Politique

Justice américaine : Joseph Kabila contre les sanctions de Washington

Joseph Kabila saisit la justice américaine pour contester les sanctions de Washington

L’ancien président de la République démocratique du Congo (RDC), Joseph Kabila, a engagé une procédure judiciaire aux États-Unis pour faire annuler les sanctions économiques qui lui ont été imposées en avril 2026. Washington accuse l’ex-chef de l’État de soutenir des groupes armés, une allégation catégoriquement rejetée par ses représentants.

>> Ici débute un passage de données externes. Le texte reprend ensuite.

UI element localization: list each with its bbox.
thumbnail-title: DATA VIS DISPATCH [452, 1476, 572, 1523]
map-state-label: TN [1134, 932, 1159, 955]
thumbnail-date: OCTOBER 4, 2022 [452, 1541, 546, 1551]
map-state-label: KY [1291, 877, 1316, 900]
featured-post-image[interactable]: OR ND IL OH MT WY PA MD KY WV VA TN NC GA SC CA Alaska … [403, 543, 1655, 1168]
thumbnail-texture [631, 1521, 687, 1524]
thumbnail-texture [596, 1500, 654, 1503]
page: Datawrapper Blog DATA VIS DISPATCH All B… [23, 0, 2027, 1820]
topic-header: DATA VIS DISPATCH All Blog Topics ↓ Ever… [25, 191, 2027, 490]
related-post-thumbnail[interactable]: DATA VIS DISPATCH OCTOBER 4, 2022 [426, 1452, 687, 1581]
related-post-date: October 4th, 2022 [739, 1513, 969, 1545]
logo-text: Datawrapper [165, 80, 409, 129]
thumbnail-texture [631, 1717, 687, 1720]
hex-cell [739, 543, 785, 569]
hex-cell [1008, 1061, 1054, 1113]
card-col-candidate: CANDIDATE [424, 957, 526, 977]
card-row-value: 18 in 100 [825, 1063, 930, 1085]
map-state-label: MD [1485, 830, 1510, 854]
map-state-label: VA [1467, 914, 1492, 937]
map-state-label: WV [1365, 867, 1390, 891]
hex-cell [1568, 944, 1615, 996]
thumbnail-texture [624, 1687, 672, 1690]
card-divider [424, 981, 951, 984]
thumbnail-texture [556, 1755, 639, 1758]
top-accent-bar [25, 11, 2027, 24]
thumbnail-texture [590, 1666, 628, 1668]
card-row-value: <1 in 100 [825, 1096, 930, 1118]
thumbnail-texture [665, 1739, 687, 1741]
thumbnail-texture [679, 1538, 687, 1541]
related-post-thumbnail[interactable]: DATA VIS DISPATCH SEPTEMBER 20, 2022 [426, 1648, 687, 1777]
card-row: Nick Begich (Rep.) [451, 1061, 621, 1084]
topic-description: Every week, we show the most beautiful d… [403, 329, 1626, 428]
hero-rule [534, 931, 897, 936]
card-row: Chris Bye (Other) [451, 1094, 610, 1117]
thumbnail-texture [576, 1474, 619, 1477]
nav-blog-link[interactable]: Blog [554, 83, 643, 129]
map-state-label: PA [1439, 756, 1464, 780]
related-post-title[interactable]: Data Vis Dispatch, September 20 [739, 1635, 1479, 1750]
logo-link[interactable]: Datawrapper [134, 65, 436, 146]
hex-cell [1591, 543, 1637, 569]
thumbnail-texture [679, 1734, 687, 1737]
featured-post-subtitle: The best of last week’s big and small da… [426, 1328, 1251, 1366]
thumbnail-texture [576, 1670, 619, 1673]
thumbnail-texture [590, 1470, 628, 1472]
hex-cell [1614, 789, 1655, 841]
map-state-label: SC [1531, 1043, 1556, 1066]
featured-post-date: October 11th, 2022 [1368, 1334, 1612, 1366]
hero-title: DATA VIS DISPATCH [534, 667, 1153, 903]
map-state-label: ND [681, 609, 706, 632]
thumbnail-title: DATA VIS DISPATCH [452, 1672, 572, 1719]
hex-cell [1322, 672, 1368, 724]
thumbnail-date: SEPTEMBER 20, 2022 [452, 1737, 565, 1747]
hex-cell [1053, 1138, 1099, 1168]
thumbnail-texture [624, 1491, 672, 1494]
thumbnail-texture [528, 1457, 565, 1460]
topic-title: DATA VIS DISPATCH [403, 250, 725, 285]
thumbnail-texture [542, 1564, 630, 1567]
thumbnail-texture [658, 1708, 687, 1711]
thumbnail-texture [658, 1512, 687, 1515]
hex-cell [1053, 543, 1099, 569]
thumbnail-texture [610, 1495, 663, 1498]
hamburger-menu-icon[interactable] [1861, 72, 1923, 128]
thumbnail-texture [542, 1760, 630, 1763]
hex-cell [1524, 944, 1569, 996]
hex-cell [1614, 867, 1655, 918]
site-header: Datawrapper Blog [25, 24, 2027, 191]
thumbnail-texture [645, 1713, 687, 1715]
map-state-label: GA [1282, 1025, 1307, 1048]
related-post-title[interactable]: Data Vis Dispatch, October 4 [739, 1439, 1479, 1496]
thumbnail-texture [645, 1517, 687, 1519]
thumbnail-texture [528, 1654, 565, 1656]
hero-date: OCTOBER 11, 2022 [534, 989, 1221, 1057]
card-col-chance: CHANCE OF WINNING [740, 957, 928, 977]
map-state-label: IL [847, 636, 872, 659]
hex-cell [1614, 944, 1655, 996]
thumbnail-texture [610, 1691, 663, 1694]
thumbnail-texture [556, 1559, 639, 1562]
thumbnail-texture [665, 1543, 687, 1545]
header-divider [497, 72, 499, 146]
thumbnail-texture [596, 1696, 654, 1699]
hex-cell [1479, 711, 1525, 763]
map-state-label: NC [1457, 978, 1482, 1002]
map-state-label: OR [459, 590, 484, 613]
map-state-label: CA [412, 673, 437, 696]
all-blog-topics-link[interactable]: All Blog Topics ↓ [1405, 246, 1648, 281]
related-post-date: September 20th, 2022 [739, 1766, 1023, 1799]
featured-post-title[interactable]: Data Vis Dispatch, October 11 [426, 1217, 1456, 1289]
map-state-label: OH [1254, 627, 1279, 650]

Joseph Kabila en train de contester des sanctions devant la justice américaine

Une procédure judiciaire pour obtenir l’annulation des sanctions

Dès le début du mois d’août, les avocats de Joseph Kabila ont déposé une plainte devant un tribunal fédéral américain. Leur objectif ? Faire retirer son nom de la liste noire de l’Office of Foreign Assets Control (OFAC), un organisme dépendant du département du Trésor américain chargé de l’application des sanctions économiques. Dans un document de seize pages, ses défenseurs dénoncent des accusations jugées insuffisamment étayées et appellent à leur révision.

Des accusations de soutien à des groupes armés formellement rejetées

Les autorités américaines reprochent à Joseph Kabila d’avoir apporté un soutien financier et logistique à l’Alliance Fleuve Congo (AFC), une coalition dont le M23 constitue l’un des principaux piliers. Elles lui imputent également d’avoir encouragé des désertions au sein de l’armée nationale, ainsi que des séjours à Goma, dans l’est de la RDC, sous la protection du M23. L’ex-président congolais nie catégoriquement ces allégations. Selon ses avocats, les preuves avancées par l’administration américaine sont qualifiées de « vagues » et « arbitraires », rendant toute condamnation impossible.

Des preuves jugées absentes par la défense

Les représentants de Joseph Kabila soulignent l’absence de transferts financiers identifiés vers l’AFC, ainsi que l’absence de militaires congolais nommément cités comme ayant été incités à déserter. Ils rappellent par ailleurs qu’en 2013, sous sa présidence, l’armée congolaise avait contribué à la défaite du M23. La défense exige des éléments concrets pour étayer les accusations portées contre leur client.

Un contexte de tensions persistantes à l’est de la RDC

Joseph Kabila, au pouvoir en RDC de 2001 à 2019, demande au tribunal fédéral de Washington de lever les sanctions et de le retirer de la liste de l’OFAC. Cette action en justice survient alors que le conflit dans l’est du pays, impliquant le M23 et l’Alliance Fleuve Congo, reste une source majeure d’instabilité. Les efforts diplomatiques se poursuivent pour tenter d’apaiser la situation et trouver une issue politique et sécuritaire.